Rendering of Multi-resolution Graphics Models Captured from Images


In both computer graphics and computer vision, scenes and objects must be represented mathematically in some way. Representations tailored to ease scene acquisition in vision, may be inefficient to render. Likewise, models designed specifically for efficient rendering may be difficult, if not impossible to capture from cameras. In this thesis, we explore potential graphical models which are both convenient to acquire from images, and well suited for real-time rendering using modern graphics hardware.

Our representation is a hierarchical hybrid image/geometry based model for graphics objects and scenes. Each of three scales of detail: macro, meso, micro, is represented differently in an attempt to most efficiently store, render and capture the model. Macro scale is the large scale or overall shape, which we represent using a low-resolution polygonal mesh. Meso scale detail, which is defined loosely as between macro and micro, is represented using displacement mapping, for which a novel hardware accelerated rendering algorithm is presented.
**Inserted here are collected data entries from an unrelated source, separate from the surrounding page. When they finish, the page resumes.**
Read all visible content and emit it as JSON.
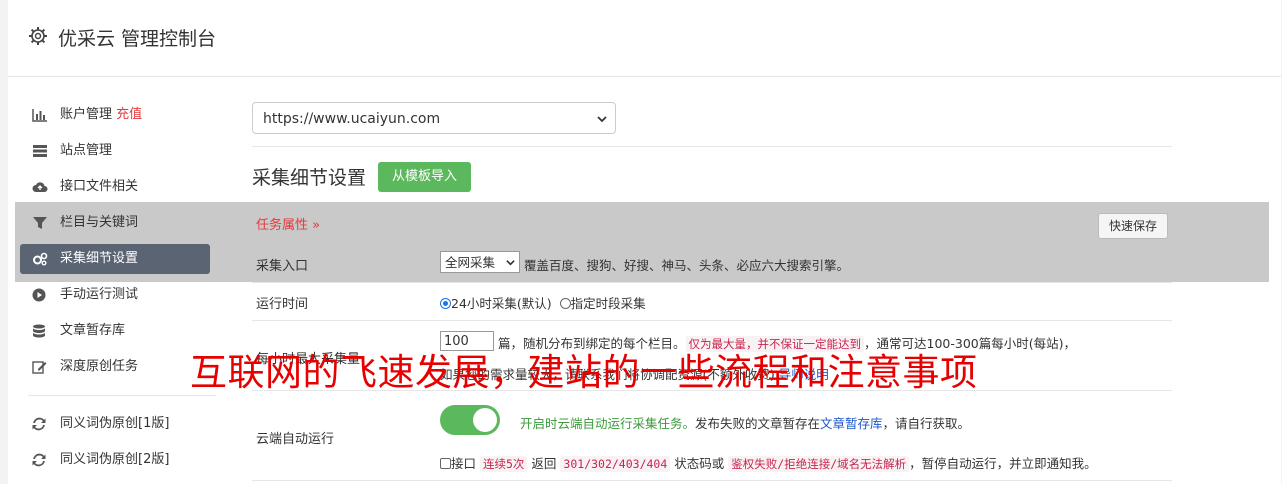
{
  "header": {
    "title": "优采云 管理控制台"
  },
  "sidebar": {
    "items": [
      {
        "label": "账户管理",
        "extra": "充值",
        "icon": "bar-chart-icon"
      },
      {
        "label": "站点管理",
        "icon": "server-icon"
      },
      {
        "label": "接口文件相关",
        "icon": "cloud-upload-icon"
      },
      {
        "label": "栏目与关键词",
        "icon": "filter-icon"
      },
      {
        "label": "采集细节设置",
        "icon": "gears-icon",
        "active": true
      },
      {
        "label": "手动运行测试",
        "icon": "play-circle-icon"
      },
      {
        "label": "文章暂存库",
        "icon": "database-icon"
      },
      {
        "label": "深度原创任务",
        "icon": "edit-icon"
      },
      {
        "label": "同义词伪原创[1版]",
        "icon": "refresh-icon"
      },
      {
        "label": "同义词伪原创[2版]",
        "icon": "refresh-icon"
      }
    ]
  },
  "main": {
    "site_select": "https://www.ucaiyun.com",
    "section_title": "采集细节设置",
    "import_button": "从模板导入",
    "task_attr": "任务属性",
    "task_attr_chevron": "»",
    "quick_save": "快速保存",
    "entry": {
      "label": "采集入口",
      "select": "全网采集",
      "desc": "覆盖百度、搜狗、好搜、神马、头条、必应六大搜索引擎。"
    },
    "runtime": {
      "label": "运行时间",
      "opt1": "24小时采集(默认)",
      "opt2": "指定时段采集"
    },
    "max_collect": {
      "label": "每小时最大采集量",
      "value": "100",
      "line1_a": "篇，随机分布到绑定的每个栏目。",
      "line1_code": "仅为最大量，并不保证一定能达到",
      "line1_b": "，通常可达100-300篇每小时(每站)，",
      "line2_a": "如果您的需求量较大，请联系我们将协调配资源(不额外收费)",
      "line2_link": "导师说明"
    },
    "cloud": {
      "label": "云端自动运行",
      "on_text": "开启时云端自动运行采集任务。",
      "text_a": "发布失败的文章暂存在",
      "link": "文章暂存库",
      "text_b": "，请自行获取。",
      "line2_a": "接口",
      "code1": "连续5次",
      "line2_b": "返回",
      "code2": "301/302/403/404",
      "line2_c": "状态码或",
      "code3": "鉴权失败/拒绝连接/域名无法解析",
      "line2_d": "，暂停自动运行，并立即通知我。"
    }
  },
  "watermark": "互联网的飞速发展，建站的一些流程和注意事项",
  "colors": {
    "accent_green": "#5cb85c",
    "active_bg": "#5b6472",
    "red": "#e4393c",
    "link": "#1a55c9"
  }
}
At the micro scale, light-surface interaction properties are represented using a parameterized texture mapping technique called dynamic texture, where a linear texture basis is precomputed from example images and blended at render time to reproduce different lighting conditions.

A system was built and used to capture this type of model from real-world objects, which were then rendered, and integrated into virtual scenes. Additionally, experiments have been performed which evaluate each subsystem independently.